Lazy_Cat9396
My ex boyfriend broke up with me over text on a random afternoon. I was completely blindsided and heartbroken. He asked my dad for his blessing to propose just 2 weeks before he broke up with me. My dad told me this after the breakup. I didn’t know he was planning to propose.
In his breakup text, he didn’t really give me a solid reason for the break up. He just told me he isn’t ready for a relationship and that it has nothing to do with me. I was heartbroken, couldn’t eat or sleep for days.
It’s been 6 months since the breakup and I ran into his cousin. She asked me how I’m doing and I told her I’m doing okay. I asked how my ex is doing and she said “he’s doing okay all things considered”.
I asked what she meant and she said “the chemo is getting tough for his mum and she isn’t doing great. He got a new job though so that’s looking good for him”. I was in shock for a second. I didn’t know his mum had cancer, he never told me that.
After seeing how shocked I was, she realised I didn’t know. She told me his mum was diagnosed with stage 4 cancer the week before he broke up with me. She said he also lost his job unexpectedly that week and he impulsively moved back to his home town to take care of his mum.
I knew something had to have been up, he couldn’t have broken up with me like that for no reason. But wow, that’s so much heavier than I expected. Why couldn’t he tell me that? He couldn’t confide in me after all we’ve been through together? Was I that unreliable?
Part of me wants to reach out to him and ask if he’s doing okay and how his mum is but I’m terrified about opening that chapter up again. I’ve never felt heartbreak like that and I’ve only just started feeling like myself again.
xb4r7x
That's a rough one. Sounds like he knew he was going to go home and deal with shit, and didn't want to burden you with it or it made his priorities change.
Glittering-Star966
Most guys have been trained by society to not want to be a burden to anybody. We still think of ourselves as "the man of the house" and we are supposed to be a provider. Him going home to look after his Mum pretty much confirms that is how he sees himself. You probably don't want to hear this, but in his mind he is letting you go because he thinks you'd be better off without him.
He wants you to be happy. That takes real unselfish love, even though it will sound like nonsense to you. If you reach out, he'll say he is ok and doesn't need you , but if I were you, I'd be trying to get him back. There aren't many guys like that left around.
Lazy_Cat9396 (OP)
I’m so conflicted. Our relationship was so good. He was exactly the kind of man I dreamt of being with. If I could build my ideal man, it would be him over and over again. Everything aligned so well with him.
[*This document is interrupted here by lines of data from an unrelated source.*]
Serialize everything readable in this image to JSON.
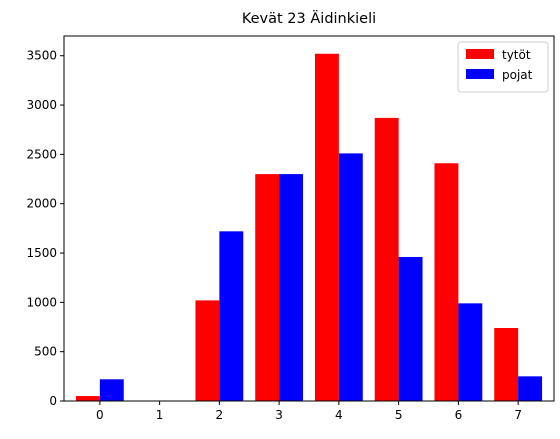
{
  "chart_data": {
    "type": "bar",
    "title": "Kevät 23 Äidinkieli",
    "xlabel": "",
    "ylabel": "",
    "categories": [
      "0",
      "1",
      "2",
      "3",
      "4",
      "5",
      "6",
      "7"
    ],
    "series": [
      {
        "name": "tytöt",
        "color": "#ff0000",
        "values": [
          50,
          0,
          1020,
          2300,
          3520,
          2870,
          2410,
          740
        ]
      },
      {
        "name": "pojat",
        "color": "#0000ff",
        "values": [
          220,
          0,
          1720,
          2300,
          2510,
          1460,
          990,
          250
        ]
      }
    ],
    "ylim": [
      0,
      3700
    ],
    "yticks": [
      0,
      500,
      1000,
      1500,
      2000,
      2500,
      3000,
      3500
    ],
    "grid": false,
    "legend_position": "top-right"
  }
}
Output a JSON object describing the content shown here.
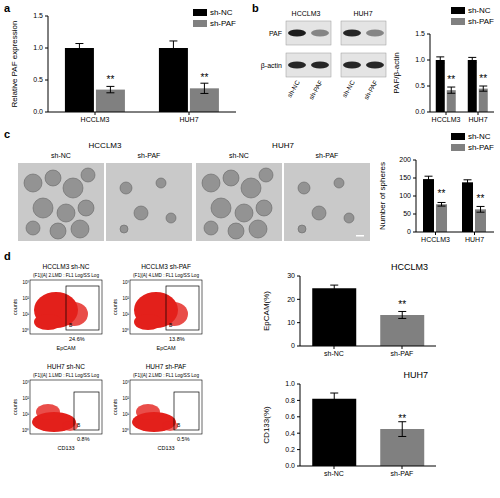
{
  "panel_letters": [
    "a",
    "b",
    "c",
    "d"
  ],
  "chart_data": [
    {
      "type": "bar",
      "y_label": "Relative PAF expression",
      "categories": [
        "HCCLM3",
        "HUH7"
      ],
      "series": [
        {
          "name": "sh-NC",
          "color": "#000000",
          "values": [
            1.0,
            1.0
          ],
          "errors": [
            0.07,
            0.11
          ],
          "annotations": [
            null,
            null
          ]
        },
        {
          "name": "sh-PAF",
          "color": "#808080",
          "values": [
            0.35,
            0.37
          ],
          "errors": [
            0.05,
            0.08
          ],
          "annotations": [
            "**",
            "**"
          ]
        }
      ],
      "ylim": [
        0,
        1.5
      ],
      "yticks": [
        {
          "value": 0,
          "label": "0.0"
        },
        0.5,
        {
          "value": 1,
          "label": "1.0"
        },
        1.5
      ],
      "legend": "top right"
    },
    {
      "type": "bar",
      "y_label": "PAF/β-actin",
      "categories": [
        "HCCLM3",
        "HUH7"
      ],
      "series": [
        {
          "name": "sh-NC",
          "color": "#000000",
          "values": [
            1.0,
            1.0
          ],
          "errors": [
            0.06,
            0.05
          ],
          "annotations": [
            null,
            null
          ]
        },
        {
          "name": "sh-PAF",
          "color": "#808080",
          "values": [
            0.42,
            0.45
          ],
          "errors": [
            0.06,
            0.05
          ],
          "annotations": [
            "**",
            "**"
          ]
        }
      ],
      "ylim": [
        0,
        1.5
      ],
      "yticks": [
        {
          "value": 0,
          "label": "0.0"
        },
        0.5,
        {
          "value": 1,
          "label": "1.0"
        },
        1.5
      ],
      "legend": "top right"
    },
    {
      "type": "bar",
      "y_label": "Number of spheres",
      "categories": [
        "HCCLM3",
        "HUH7"
      ],
      "series": [
        {
          "name": "sh-NC",
          "color": "#000000",
          "values": [
            147,
            138
          ],
          "errors": [
            8,
            7
          ],
          "annotations": [
            null,
            null
          ]
        },
        {
          "name": "sh-PAF",
          "color": "#808080",
          "values": [
            77,
            63
          ],
          "errors": [
            5,
            8
          ],
          "annotations": [
            "**",
            "**"
          ]
        }
      ],
      "ylim": [
        0,
        200
      ],
      "yticks": [
        0,
        50,
        100,
        150,
        200
      ],
      "legend": "top right"
    },
    {
      "type": "bar",
      "title": "HCCLM3",
      "y_label": "EpCAM(%)",
      "categories": [
        "sh-NC",
        "sh-PAF"
      ],
      "values": [
        24.8,
        13.3
      ],
      "errors": [
        1.3,
        1.5
      ],
      "annotations": [
        null,
        "**"
      ],
      "colors": [
        "#000000",
        "#808080"
      ],
      "ylim": [
        0,
        30
      ],
      "yticks": [
        0,
        10,
        20,
        30
      ]
    },
    {
      "type": "bar",
      "title": "HUH7",
      "y_label": "CD133(%)",
      "categories": [
        "sh-NC",
        "sh-PAF"
      ],
      "values": [
        0.82,
        0.45
      ],
      "errors": [
        0.07,
        0.09
      ],
      "annotations": [
        null,
        "**"
      ],
      "colors": [
        "#000000",
        "#808080"
      ],
      "ylim": [
        0,
        1.0
      ],
      "yticks": [
        {
          "value": 0,
          "label": "0.0"
        },
        0.2,
        0.4,
        0.6,
        0.8,
        {
          "value": 1,
          "label": "1.0"
        }
      ]
    }
  ],
  "blot": {
    "cell_lines": [
      "HCCLM3",
      "HUH7"
    ],
    "rows": [
      "PAF",
      "β-actin"
    ],
    "lanes": [
      "sh-NC",
      "sh-PAF",
      "sh-NC",
      "sh-PAF"
    ]
  },
  "spheres": {
    "groups": [
      {
        "cell_line": "HCCLM3",
        "conditions": [
          "sh-NC",
          "sh-PAF"
        ]
      },
      {
        "cell_line": "HUH7",
        "conditions": [
          "sh-NC",
          "sh-PAF"
        ]
      }
    ]
  },
  "flow": {
    "plots": [
      {
        "title": "HCCLM3 sh-NC",
        "header": "(F1)[A] 2.LMD : FL1 Log/SS Log",
        "gate": "B",
        "percent": "24.6%",
        "x_label": "EpCAM",
        "y_label": "counts"
      },
      {
        "title": "HCCLM3 sh-PAF",
        "header": "(F1)[A] 4.LMD : FL1 Log/SS Log",
        "gate": "B",
        "percent": "13.8%",
        "x_label": "EpCAM",
        "y_label": "counts"
      },
      {
        "title": "HUH7 sh-NC",
        "header": "(F1)[A] 1.LMD : FL1 Log/SS Log",
        "gate": "B",
        "percent": "0.8%",
        "x_label": "CD133",
        "y_label": "counts"
      },
      {
        "title": "HUH7 sh-PAF",
        "header": "(F1)[A] 2.LMD : FL1 Log/SS Log",
        "gate": "B",
        "percent": "0.5%",
        "x_label": "CD133",
        "y_label": "counts"
      }
    ],
    "y_ticks": [
      "10³",
      "10²",
      "10¹",
      "10⁰"
    ]
  }
}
This break up was genuinely devastating. I do want him back, so badly. But I’m worried I’m going to look desperate and pathetic chasing after someone who broke up with me like that.
I also don’t know if I’d want to get back with him knowing his response to hard times is to break up with me like I mean nothing. He might learn from this and grow but do I want to take that chance? What happens if we’re married and the inevitably hard times come? Will he ask for a divorce so he doesn’t “burden me”?
KelceStache
It wasn’t you - he didnt want to bring the woman he loves down with him. He felt the weight of the world and felt the less you knew, the better. Not the right way, but likely why.
Alucard_117
I've met men who will absolutely nuke their relationship without warning before they allow themselves to be a burden to their partner. I'm not saying it's right or justified, but I get it. I think he had one of those "you're better off without me" perspectives when he realized how much he was about to give up for his mother.
Fun_Anywhere_6281
Send a letter and let it go. If it goes unanswered then you won't take any steps backward and can move on knowing you sent your well wishes.
greenmojo100
Sounds like his world crashed with a mother who gets cancer and then he lost his job. The man probaly went into self destruct mode. It sounds like he was not thinking clearly at the time. If you really care and love the guy, then the best thing to do is to reach out to him. Dont go through life thinking "what if". Grab your opportunities. Its not often you get a second chance.
Dear-Cranberry4787
Terminal people try to give their partner an out all the time, I’d imagine he did something similar to what these people experience emotionally and intrusively. Check on him.
tuxedo_dantendo
He literally told you the reason though - he wasn't ready for a relationship. He had a lot of stuff happening in his life and it made him realize that pursuing romantic relationships were far less of a priority. People need to start accepting when people say, "I just dont want to be in this relationship anymore."
ApprehensiveAd6476
Oh, wow. That turned dark in a flash. He probably needs all the support he can get. Stage four cancers are terminal almost without exception, so his mom doesn't have much time left. I can't give you definite advice about this. Some people grieve alone, some need love from their loved ones. Keep your doors open for him, and support him if he returns.